The transformations of the economy

In the reconstruction of the pandemic, the evolution of our country’s economy has been highlighted by the unprecedented social response (financing of ERTE, design of the IMV, revaluation of pensions…), and by other measures that have favored structural changes in the labor market (where a record of 21 million people have been hired), in the greater weight of sectors related to innovation and technology and in the growth of service exports (and not just tourism).

Measures and transformations that have protected family incomes and company profits. The increase in the interprofessional minimum wage (SMI), the labor reform, the deployment of the Recovery Plan or the shock plans for inflation are some of the most notable.

The effort in public spending (thanks to the lifting of the previous EU fiscal rules in 2020) has allowed the Government to make these decisions and ensure that family incomes have resisted the damage of inflation (as seen in the graph above) or that company profits exceed pre-COVID levels.

In the opposite sense, it has triggered indebtedness (public debt relative to GDP, already swollen as a consequence of the 2008 financial crisis), which has only been reduced from the maximum of 2020; when it exceeded 120%, due to economic growth, given the high budget deficits (the imbalance between public expenditure and income) of this reconstruction phase (in 2022 it was still 4.7% of GDP, in 2023 it will close close to 4.2%).

Now, the deficit has to be lowered.

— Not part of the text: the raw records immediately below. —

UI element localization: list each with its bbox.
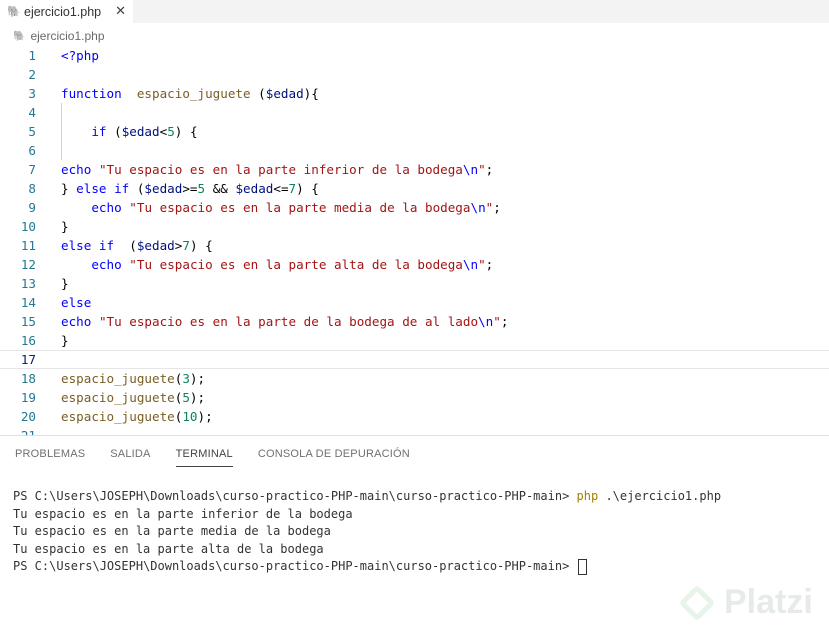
code-line[interactable]: 16} xyxy=(0,331,829,350)
code-text: } xyxy=(61,219,69,234)
line-number: 13 xyxy=(20,276,36,291)
code-text: function espacio_juguete ($edad){ xyxy=(61,86,319,101)
panel-tab-consola-de-depuraci-n[interactable]: CONSOLA DE DEPURACIÓN xyxy=(258,436,410,470)
panel-tab-problemas[interactable]: PROBLEMAS xyxy=(15,436,85,470)
terminal-cursor xyxy=(577,558,587,575)
editor-tab-bar: 🐘 ejercicio1.php ✕ xyxy=(0,0,829,23)
code-text: espacio_juguete(10); xyxy=(61,409,213,424)
code-line[interactable]: 3 function espacio_juguete ($edad){ xyxy=(0,84,829,103)
code-line[interactable]: 12 echo "Tu espacio es en la parte alta … xyxy=(0,255,829,274)
breadcrumb-file[interactable]: ejercicio1.php xyxy=(30,29,104,43)
close-icon[interactable]: ✕ xyxy=(115,4,126,19)
line-number: 20 xyxy=(20,409,36,424)
code-line[interactable]: 9 echo "Tu espacio es en la parte media … xyxy=(0,198,829,217)
code-text: else if ($edad>7) { xyxy=(61,238,213,253)
tab-label: ejercicio1.php xyxy=(24,4,102,19)
code-line[interactable]: 6 xyxy=(0,141,829,160)
terminal-line: Tu espacio es en la parte alta de la bod… xyxy=(13,541,324,556)
breadcrumb[interactable]: 🐘 ejercicio1.php xyxy=(13,28,105,44)
line-number: 3 xyxy=(28,86,36,101)
code-line[interactable]: 4 xyxy=(0,103,829,122)
terminal-line: Tu espacio es en la parte media de la bo… xyxy=(13,524,331,538)
terminal-line: PS C:\Users\JOSEPH\Downloads\curso-pract… xyxy=(13,489,722,503)
code-line[interactable]: 17 xyxy=(0,350,829,369)
php-elephant-icon: 🐘 xyxy=(7,5,21,18)
code-line[interactable]: 7 echo "Tu espacio es en la parte inferio… xyxy=(0,160,829,179)
platzi-watermark: Platzi xyxy=(678,583,813,622)
code-line[interactable]: 5 if ($edad<5) { xyxy=(0,122,829,141)
panel-tab-salida[interactable]: SALIDA xyxy=(110,436,150,470)
code-text: espacio_juguete(5); xyxy=(61,390,206,405)
line-number: 19 xyxy=(20,390,36,405)
code-line[interactable]: 11 else if ($edad>7) { xyxy=(0,236,829,255)
code-line[interactable]: 19 espacio_juguete(5); xyxy=(0,388,829,407)
line-number: 10 xyxy=(20,219,36,234)
line-number: 2 xyxy=(28,67,36,82)
terminal-output[interactable]: PS C:\Users\JOSEPH\Downloads\curso-pract… xyxy=(13,488,721,576)
line-number: 14 xyxy=(20,295,36,310)
line-number: 1 xyxy=(28,48,36,63)
code-line[interactable]: 10} xyxy=(0,217,829,236)
code-line[interactable]: 21 xyxy=(0,426,829,435)
line-number: 15 xyxy=(20,314,36,329)
code-line[interactable]: 14 else xyxy=(0,293,829,312)
terminal-prompt[interactable]: PS C:\Users\JOSEPH\Downloads\curso-pract… xyxy=(13,558,721,576)
code-text: else xyxy=(61,295,92,310)
php-elephant-icon: 🐘 xyxy=(13,30,26,42)
line-number: 16 xyxy=(20,333,36,348)
code-text: echo "Tu espacio es en la parte inferior… xyxy=(61,162,494,177)
panel-tab-terminal[interactable]: TERMINAL xyxy=(175,436,233,467)
code-text: } xyxy=(61,333,69,348)
code-line[interactable]: 8 } else if ($edad>=5 && $edad<=7) { xyxy=(0,179,829,198)
code-line[interactable]: 13} xyxy=(0,274,829,293)
code-text: echo "Tu espacio es en la parte alta de … xyxy=(91,257,494,272)
watermark-text: Platzi xyxy=(724,583,813,621)
code-text: echo "Tu espacio es en la parte media de… xyxy=(91,200,501,215)
code-text: } else if ($edad>=5 && $edad<=7) { xyxy=(61,181,319,196)
code-line[interactable]: 20 espacio_juguete(10); xyxy=(0,407,829,426)
line-number: 11 xyxy=(20,238,36,253)
code-text: <?php xyxy=(61,48,99,63)
panel-tabs: PROBLEMAS SALIDA TERMINAL CONSOLA DE DEPURA… xyxy=(0,436,420,470)
line-number: 17 xyxy=(20,352,36,367)
code-line[interactable]: 2 xyxy=(0,65,829,84)
line-number: 9 xyxy=(28,200,36,215)
indent-guide xyxy=(61,103,62,160)
line-number: 12 xyxy=(20,257,36,272)
tab-ejercicio1[interactable]: 🐘 ejercicio1.php ✕ xyxy=(0,0,133,23)
line-number: 4 xyxy=(28,105,36,120)
code-line[interactable]: 18 espacio_juguete(3); xyxy=(0,369,829,388)
code-text: espacio_juguete(3); xyxy=(61,371,206,386)
line-number: 21 xyxy=(0,426,36,435)
code-editor[interactable]: 1 <?php 2 3 function espacio_juguete ($edad)… xyxy=(0,45,829,435)
line-number: 8 xyxy=(28,181,36,196)
terminal-line: Tu espacio es en la parte inferior de la… xyxy=(13,506,353,521)
code-text: if ($edad<5) { xyxy=(91,124,198,139)
code-text: echo "Tu espacio es en la parte de la bo… xyxy=(61,314,509,329)
line-number: 18 xyxy=(20,371,36,386)
code-line[interactable]: 15 echo "Tu espacio es en la parte de la … xyxy=(0,312,829,331)
line-number: 5 xyxy=(28,124,36,139)
platzi-logo-icon xyxy=(678,584,716,621)
line-number: 7 xyxy=(28,162,36,177)
code-line[interactable]: 1 <?php xyxy=(0,46,829,65)
code-text: } xyxy=(61,276,69,291)
line-number: 6 xyxy=(28,143,36,158)
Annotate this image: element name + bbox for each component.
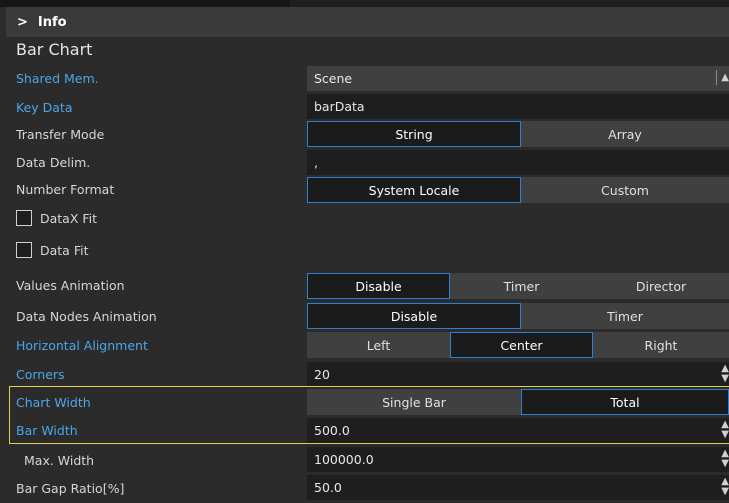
number-format-toggle: System Locale Custom — [307, 177, 729, 203]
spinner-arrows-icon[interactable]: ▲ ▼ — [721, 364, 729, 384]
values-animation-timer-button[interactable]: Timer — [450, 273, 593, 299]
max-width-value: 100000.0 — [314, 452, 374, 467]
corners-value: 20 — [314, 367, 330, 382]
chart-width-single-bar-button[interactable]: Single Bar — [307, 389, 521, 415]
data-delim-input[interactable]: , — [307, 150, 729, 175]
data-nodes-animation-toggle: Disable Timer — [307, 303, 729, 329]
bar-gap-ratio-input[interactable]: 50.0 ▲ ▼ — [307, 475, 729, 500]
data-nodes-animation-row: Data Nodes Animation — [16, 302, 157, 330]
bar-gap-ratio-row: Bar Gap Ratio[%] — [16, 474, 124, 502]
chart-width-total-button[interactable]: Total — [521, 389, 729, 415]
horizontal-alignment-right-button[interactable]: Right — [593, 332, 729, 358]
transfer-mode-array-button[interactable]: Array — [521, 121, 729, 147]
horizontal-alignment-toggle: Left Center Right — [307, 332, 729, 358]
corners-input[interactable]: 20 ▲ ▼ — [307, 362, 729, 387]
data-delim-value: , — [314, 155, 318, 170]
data-fit-checkbox[interactable] — [16, 242, 32, 258]
values-animation-toggle: Disable Timer Director — [307, 273, 729, 299]
key-data-value: barData — [314, 99, 365, 114]
section-title: Bar Chart — [16, 40, 93, 59]
transfer-mode-string-button[interactable]: String — [307, 121, 521, 147]
values-animation-row: Values Animation — [16, 271, 125, 299]
shared-mem-value: Scene — [314, 71, 353, 86]
corners-row: Corners — [16, 360, 65, 388]
max-width-row: Max. Width — [24, 446, 94, 474]
chevron-right-icon: > — [17, 14, 28, 30]
values-animation-disable-button[interactable]: Disable — [307, 273, 450, 299]
bar-width-value: 500.0 — [314, 423, 350, 438]
max-width-label: Max. Width — [24, 452, 95, 468]
key-data-row: Key Data — [16, 93, 72, 121]
key-data-input[interactable]: barData — [307, 94, 729, 119]
shared-mem-dropdown[interactable]: Scene ▲ — [307, 66, 729, 91]
bar-gap-ratio-value: 50.0 — [314, 480, 342, 495]
bar-width-label: Bar Width — [16, 422, 78, 438]
spinner-arrows-icon[interactable]: ▲ ▼ — [721, 477, 729, 497]
data-fit-label: Data Fit — [40, 242, 89, 258]
chart-width-row: Chart Width — [16, 388, 91, 416]
horizontal-alignment-row: Horizontal Alignment — [16, 331, 148, 359]
data-nodes-animation-disable-button[interactable]: Disable — [307, 303, 521, 329]
transfer-mode-toggle: String Array — [307, 121, 729, 147]
info-label: Info — [37, 14, 67, 30]
number-format-label: Number Format — [16, 181, 115, 197]
bar-width-row: Bar Width — [16, 416, 78, 444]
max-width-input[interactable]: 100000.0 ▲ ▼ — [307, 447, 729, 472]
data-delim-label: Data Delim. — [16, 154, 91, 170]
shared-mem-row: Shared Mem. — [16, 64, 99, 92]
transfer-mode-row: Transfer Mode — [16, 120, 104, 148]
bar-gap-ratio-label: Bar Gap Ratio[%] — [16, 480, 125, 496]
top-strip-dark — [0, 0, 290, 7]
horizontal-alignment-label: Horizontal Alignment — [16, 337, 148, 353]
horizontal-alignment-left-button[interactable]: Left — [307, 332, 450, 358]
datax-fit-row[interactable]: DataX Fit — [16, 204, 97, 232]
values-animation-label: Values Animation — [16, 277, 125, 293]
info-section-header[interactable]: > Info — [6, 7, 729, 37]
key-data-label: Key Data — [16, 99, 73, 115]
corners-label: Corners — [16, 366, 65, 382]
chart-width-label: Chart Width — [16, 394, 91, 410]
number-format-row: Number Format — [16, 175, 114, 203]
spinner-arrows-icon[interactable]: ▲ ▼ — [721, 449, 729, 469]
number-format-custom-button[interactable]: Custom — [521, 177, 729, 203]
values-animation-director-button[interactable]: Director — [593, 273, 729, 299]
shared-mem-label: Shared Mem. — [16, 70, 99, 86]
data-nodes-animation-label: Data Nodes Animation — [16, 308, 157, 324]
datax-fit-label: DataX Fit — [40, 210, 98, 226]
dropdown-arrows-icon[interactable]: ▲ — [716, 70, 729, 85]
data-delim-row: Data Delim. — [16, 148, 90, 176]
data-nodes-animation-timer-button[interactable]: Timer — [521, 303, 729, 329]
top-strip — [0, 0, 729, 7]
datax-fit-checkbox[interactable] — [16, 210, 32, 226]
transfer-mode-label: Transfer Mode — [16, 126, 105, 142]
horizontal-alignment-center-button[interactable]: Center — [450, 332, 593, 358]
bar-width-input[interactable]: 500.0 ▲ ▼ — [307, 418, 729, 443]
chart-width-toggle: Single Bar Total — [307, 389, 729, 415]
data-fit-row[interactable]: Data Fit — [16, 236, 88, 264]
number-format-system-locale-button[interactable]: System Locale — [307, 177, 521, 203]
spinner-arrows-icon[interactable]: ▲ ▼ — [721, 420, 729, 440]
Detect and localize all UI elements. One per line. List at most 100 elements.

With more flexible conditions than a decade ago, yes. This path has already been marked by the latest anti-crisis decree, which the Council of Ministers approved this Wednesday and which has cut its cost to 5.3 billion, from 15,000 million in 2023 and 22,000 million in 2022.

For the moment, projections suggest that our country will leave the budget imbalance at the 3% objective in 2024 or that it will exceed it by just a few tenths, and that debt will decrease to 106%, from 107.3% in 2023, according to the Bank of Spain. However, they are high levels that will condition economic policies.

The big problem is that Spain should put among its priorities the reduction of inequality and also the reduction of the high structural unemployment rate (it will continue to be above 11% next year despite the record number of Social Security affiliates).

Finally, it is an obligation to attend to the investments necessary for the green and digital transition. For the latter, the decisions taken in the EU will be crucial in a context of increased financing costs due to the ECB’s rate increases, return of the fiscal corset and serious geopolitical tensions, with the Russian invasion of Ukraine and the massacre of Palestine as the main sources of concern.